Anyone ever heard of the D3O losing its properties after 3 years or so? I read it somewhere but I'm not sure if it has been confirmed or not.


----------



## jsil (Oct 9, 2018)

Update after using these for half of last season. In a word, fantastic. Walked away from some crashes that would have left me damaged otherwise. The only issue is that your mobility is a tad less, but not enough to impede riding just not as comfortable as without. Highly recommend.


----------



## Mountain Surfer (Jun 30, 2019)

I have the Demon D30 impact shorts, and the Pro series knee and elbow pads. Excellent, highly recommended. I'm a beginner/improver and fall over a lot, especially since I use a camber board. These, together with my Dakine wrist guards have saved me a lot.


----------



## Temee (Mar 22, 2015)

karansaraf said:


> I have the Demon D30 impact shorts, and the Pro series knee and elbow pads. Excellent, highly recommended. I'm a beginner/improver and fall over a lot, especially since I use a camber board. These, together with my Dakine wrist guards have saved me a lot.
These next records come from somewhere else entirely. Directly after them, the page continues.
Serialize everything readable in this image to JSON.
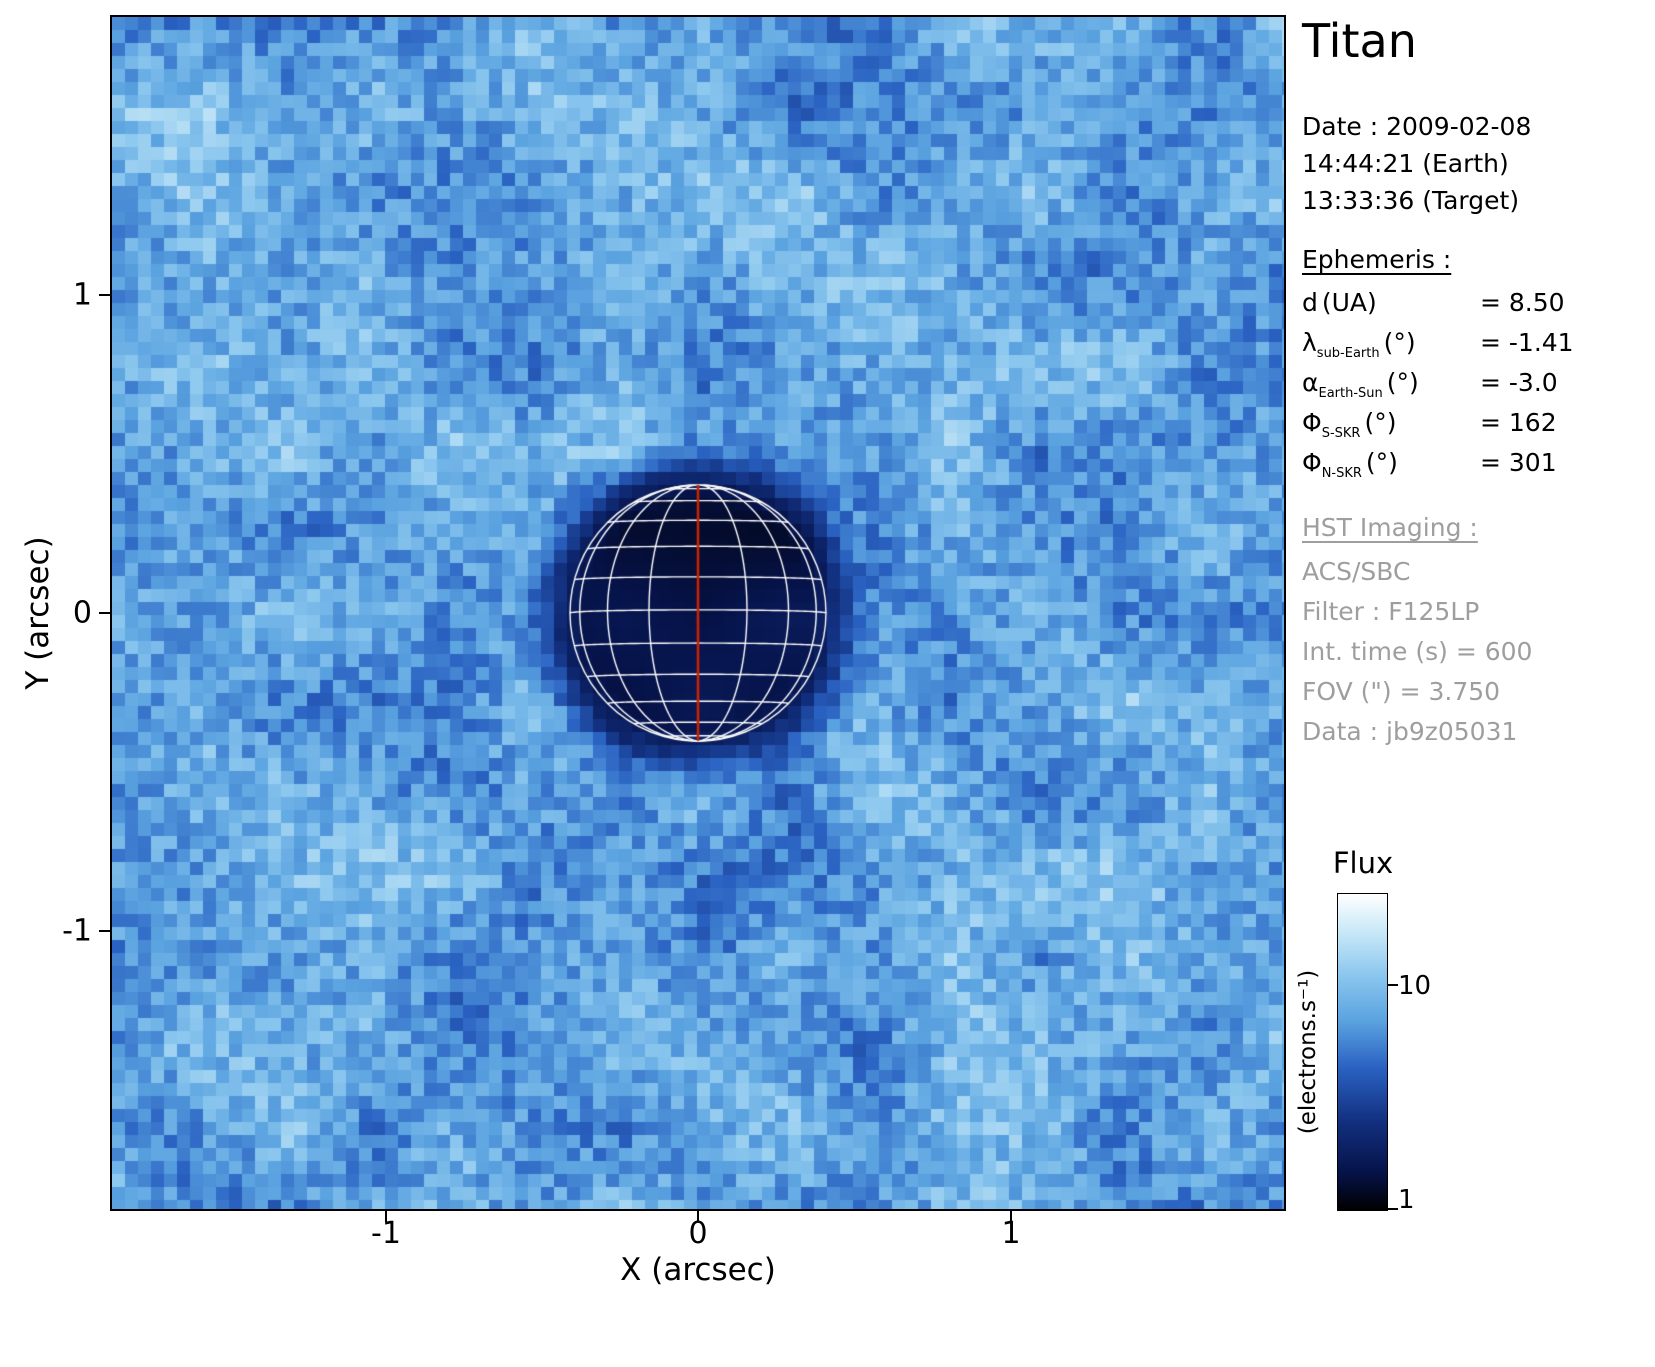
{
  "title": "Titan",
  "plot": {
    "xlabel": "X (arcsec)",
    "ylabel": "Y (arcsec)",
    "x_ticks": [
      "-1",
      "0",
      "1"
    ],
    "y_ticks": [
      "1",
      "0",
      "-1"
    ]
  },
  "info": {
    "date": "Date : 2009-02-08",
    "time_earth": "14:44:21 (Earth)",
    "time_target": "13:33:36 (Target)",
    "ephemeris_header": "Ephemeris :",
    "ephemeris": [
      {
        "symbol": "d",
        "sub": "",
        "unit": "(UA)",
        "value": "= 8.50"
      },
      {
        "symbol": "λ",
        "sub": "sub-Earth",
        "unit": "(°)",
        "value": "= -1.41"
      },
      {
        "symbol": "α",
        "sub": "Earth-Sun",
        "unit": "(°)",
        "value": "= -3.0"
      },
      {
        "symbol": "Φ",
        "sub": "S-SKR",
        "unit": "(°)",
        "value": "= 162"
      },
      {
        "symbol": "Φ",
        "sub": "N-SKR",
        "unit": "(°)",
        "value": "= 301"
      }
    ],
    "hst_header": "HST Imaging :",
    "hst_lines": [
      "ACS/SBC",
      "Filter : F125LP",
      "Int. time (s) = 600",
      "FOV (\") = 3.750",
      "Data : jb9z05031"
    ]
  },
  "colorbar": {
    "title": "Flux",
    "unit": "(electrons.s⁻¹)",
    "tick_top": "10",
    "tick_bottom": "1",
    "colormap_stops": [
      {
        "t": 0.0,
        "color": "#000000"
      },
      {
        "t": 0.12,
        "color": "#06134a"
      },
      {
        "t": 0.28,
        "color": "#12307f"
      },
      {
        "t": 0.45,
        "color": "#2a62c2"
      },
      {
        "t": 0.6,
        "color": "#5ba3e0"
      },
      {
        "t": 0.74,
        "color": "#8ac6ee"
      },
      {
        "t": 0.87,
        "color": "#c4e6f7"
      },
      {
        "t": 1.0,
        "color": "#ffffff"
      }
    ]
  },
  "chart_data": {
    "type": "heatmap",
    "title": "Titan — HST ACS/SBC F125LP image, 2009-02-08",
    "xlabel": "X (arcsec)",
    "ylabel": "Y (arcsec)",
    "xlim": [
      -1.875,
      1.875
    ],
    "ylim": [
      -1.875,
      1.875
    ],
    "x_ticks": [
      -1,
      0,
      1
    ],
    "y_ticks": [
      1,
      0,
      -1
    ],
    "flux_scale": "log",
    "flux_range": [
      1,
      25
    ],
    "colorbar_ticks": [
      1,
      10
    ],
    "background": {
      "description": "noisy sky background, light blue",
      "approx_flux": 10
    },
    "disk": {
      "description": "dark Titan disk in absorption at image center",
      "center_arcsec": [
        0,
        0
      ],
      "radius_arcsec": 0.42,
      "approx_flux": 1,
      "overlay": {
        "grid_color": "#ffffff",
        "lat_step_deg": 15,
        "lon_step_deg": 22.5,
        "central_meridian_color": "#cc2200",
        "sub_earth_lat_deg": -1.41
      }
    }
  }
}
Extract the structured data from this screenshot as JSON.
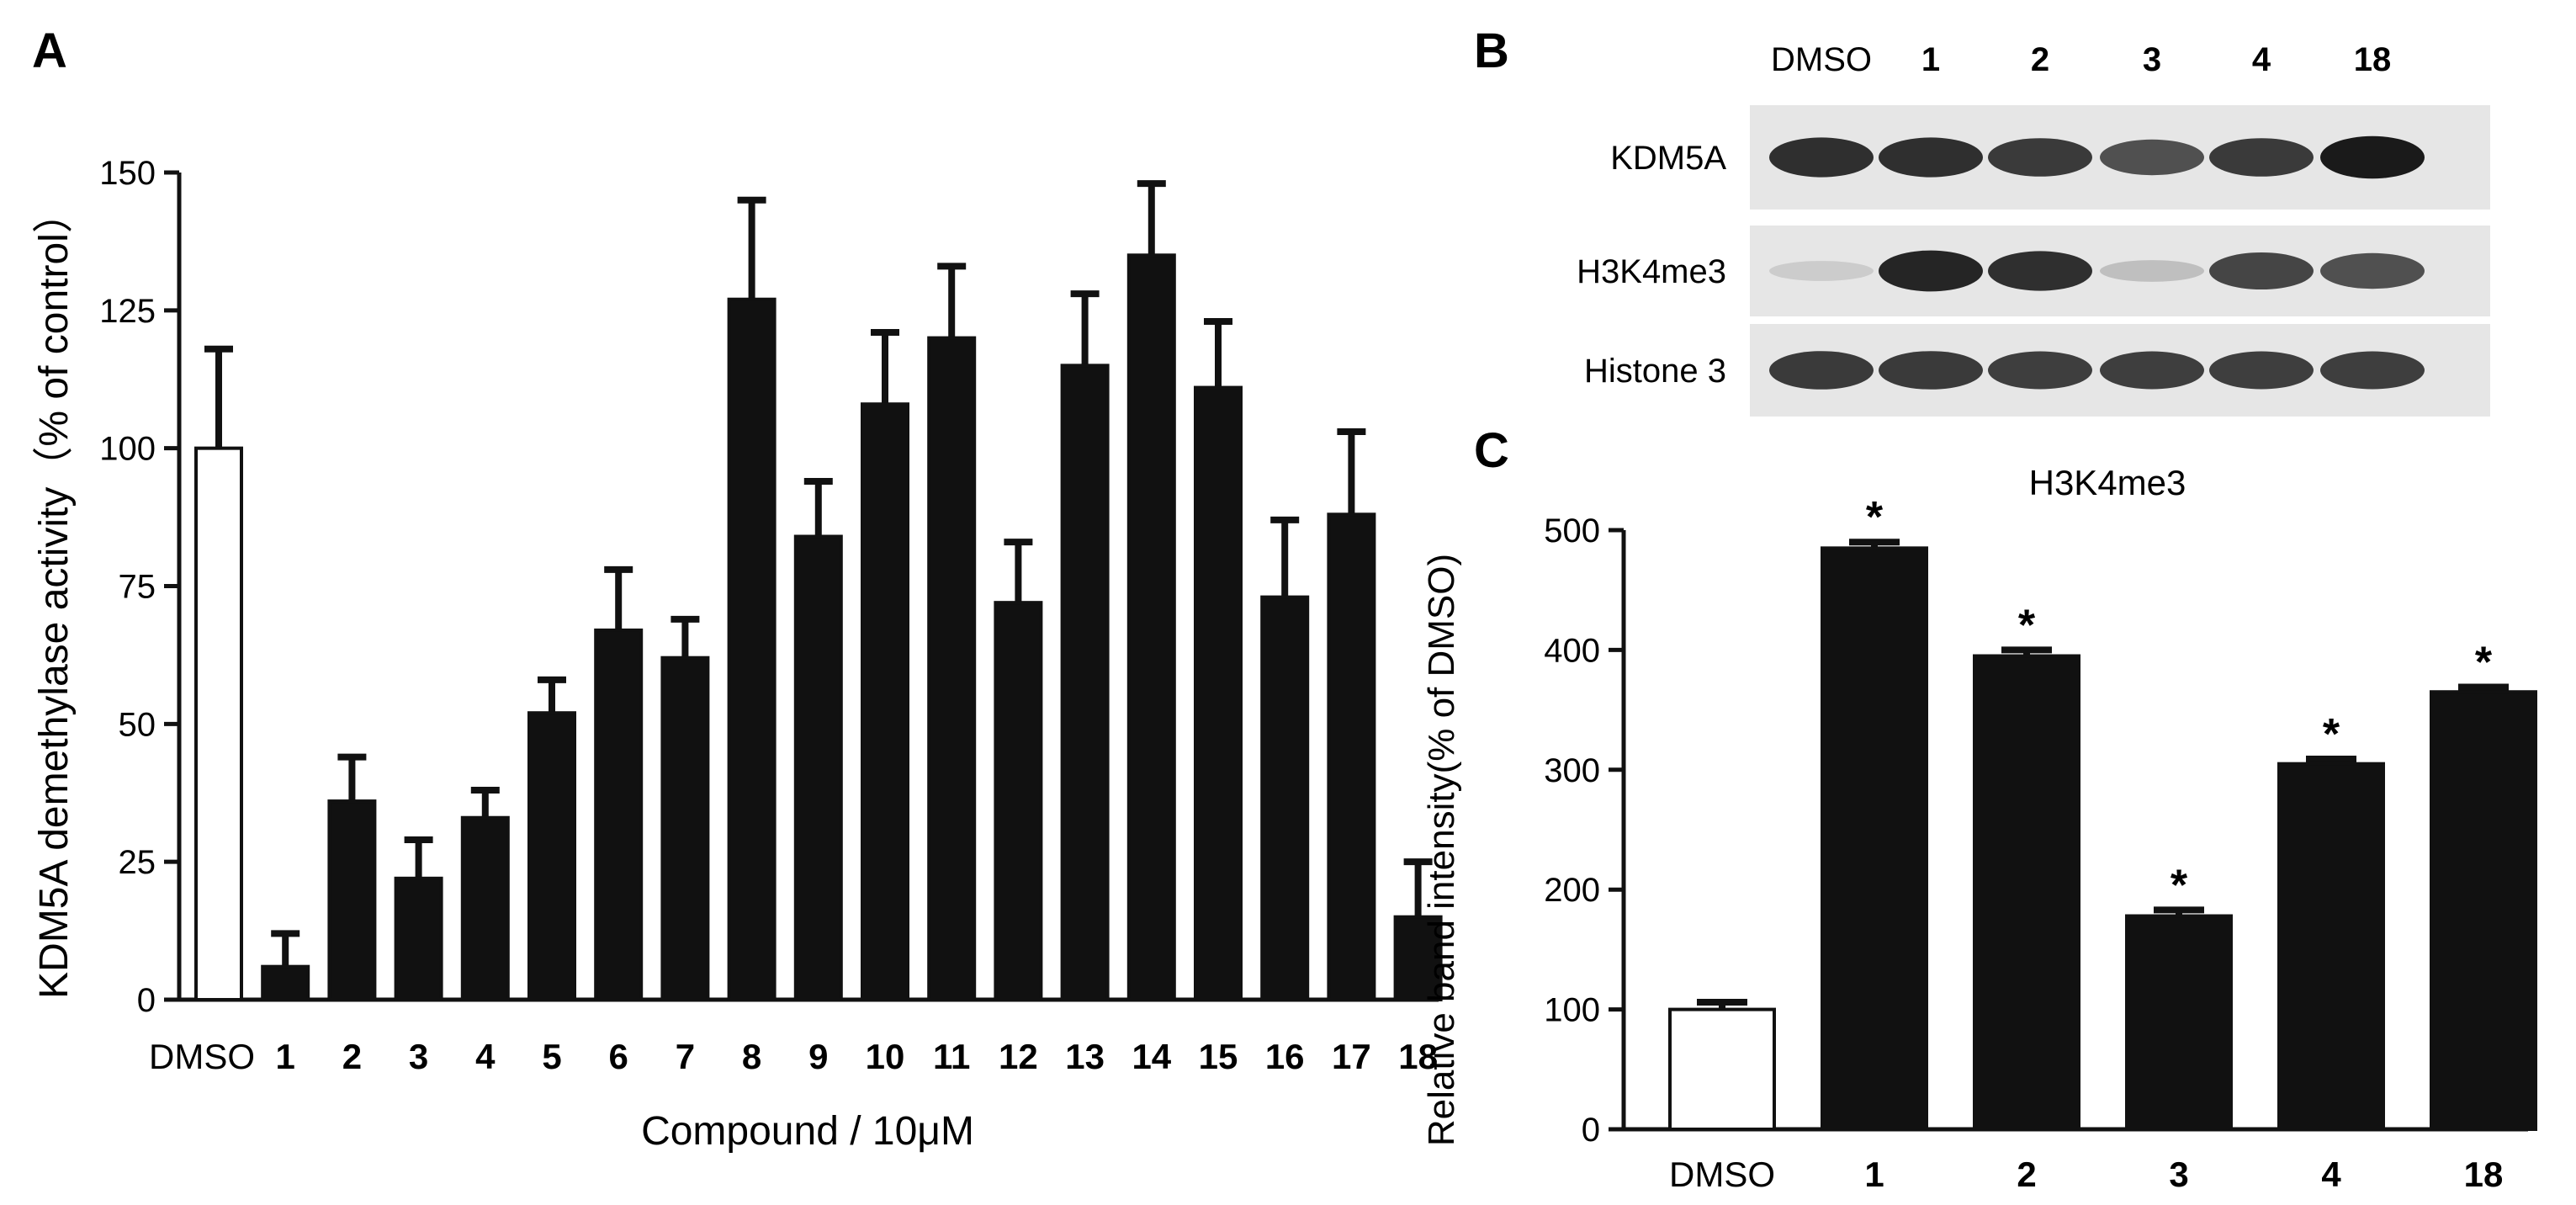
{
  "panels": {
    "a_letter": "A",
    "b_letter": "B",
    "c_letter": "C"
  },
  "western_blot": {
    "lanes": [
      "DMSO",
      "1",
      "2",
      "3",
      "4",
      "18"
    ],
    "rows": [
      {
        "label": "KDM5A",
        "intensities": [
          0.85,
          0.85,
          0.8,
          0.7,
          0.8,
          0.95
        ]
      },
      {
        "label": "H3K4me3",
        "intensities": [
          0.12,
          0.9,
          0.85,
          0.18,
          0.75,
          0.7
        ]
      },
      {
        "label": "Histone 3",
        "intensities": [
          0.8,
          0.8,
          0.78,
          0.78,
          0.78,
          0.78
        ]
      }
    ]
  },
  "chart_data": [
    {
      "type": "bar",
      "panel": "A",
      "title": "",
      "xlabel": "Compound / 10μM",
      "ylabel": "KDM5A demethylase activity（% of control）",
      "ylim": [
        0,
        150
      ],
      "yticks": [
        0,
        25,
        50,
        75,
        100,
        125,
        150
      ],
      "categories": [
        "DMSO",
        "1",
        "2",
        "3",
        "4",
        "5",
        "6",
        "7",
        "8",
        "9",
        "10",
        "11",
        "12",
        "13",
        "14",
        "15",
        "16",
        "17",
        "18"
      ],
      "values": [
        100,
        6,
        36,
        22,
        33,
        52,
        67,
        62,
        127,
        84,
        108,
        120,
        72,
        115,
        135,
        111,
        73,
        88,
        15
      ],
      "errors": [
        18,
        6,
        8,
        7,
        5,
        6,
        11,
        7,
        18,
        10,
        13,
        13,
        11,
        13,
        13,
        12,
        14,
        15,
        10
      ],
      "bar_colors": [
        "#ffffff",
        "#111111",
        "#111111",
        "#111111",
        "#111111",
        "#111111",
        "#111111",
        "#111111",
        "#111111",
        "#111111",
        "#111111",
        "#111111",
        "#111111",
        "#111111",
        "#111111",
        "#111111",
        "#111111",
        "#111111",
        "#111111"
      ],
      "legend": "none",
      "grid": false
    },
    {
      "type": "bar",
      "panel": "C",
      "title": "H3K4me3",
      "xlabel": "",
      "ylabel": "Relative band intensity(% of DMSO)",
      "ylim": [
        0,
        500
      ],
      "yticks": [
        0,
        100,
        200,
        300,
        400,
        500
      ],
      "categories": [
        "DMSO",
        "1",
        "2",
        "3",
        "4",
        "18"
      ],
      "values": [
        100,
        485,
        395,
        178,
        305,
        365
      ],
      "errors": [
        6,
        5,
        5,
        5,
        4,
        4
      ],
      "significance": [
        "",
        "*",
        "*",
        "*",
        "*",
        "*"
      ],
      "bar_colors": [
        "#ffffff",
        "#111111",
        "#111111",
        "#111111",
        "#111111",
        "#111111"
      ],
      "legend": "none",
      "grid": false
    }
  ]
}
What about the top piece? Also Demon? Apart Demon do you have any other brand been use can compare with? I consider Xion and Demon both very similar except the price and the short that Demon seems to have more buff, hard to decide


----------



## Mountain Surfer (Jun 30, 2019)

I don't have any top/torso/spine protection as I don't do any park/rails/box/jump stuff (I'm beginner/intermediate) so no need for me really. Demon is the only one I've tried, I managed to buy all the gear in the end of season sales so it wasn't full price. Sorry I can't help with that, though I can full recommend the Demon products I use, and I expect that they will last me many years, so I believe it's a worthy investment.


----------



## Temee (Mar 22, 2015)

karansaraf said:


> I don't have any top/torso/spine protection as I don't do any park/rails/box/jump stuff (I'm beginner/intermediate) so no need for me really. Demon is the only one I've tried, I managed to buy all the gear in the end of season sales so it wasn't full price. Sorry I can't help with that, though I can full recommend the Demon products I use, and I expect that they will last me many years, so I believe it's a worthy investment.


Thank you for the quick reply, I'm the same level as you and going to Canada in January, since going abroad, I figure want to be fully protected, coz will be a pain in the buff if any injures in another country, I guess will just have to research more on both  Thanks again


----------



## jsil (Oct 9, 2018)

Temee said:


> Thank you for the quick reply, I'm the same level as you and going to Canada in January, since going abroad, I figure want to be fully protected, coz will be a pain in the buff if any injures in another country, I guess will just have to research more on both  Thanks again


If you want full protection, you want a helmet, wrist guards, and Demon X-Connect top and pants. I ended up with the shorts and not long pants (with integrated kneepad) because I'm a 30" inseam and the pants were just too long (so the knee pads were too low). If you're a 32" inseam or above I bet they would be fine.

As for wrist guards, Demon Flexmeter single sided are the best I've ever found, but you may need a glove/mitten size one up from what you normally wear.


----------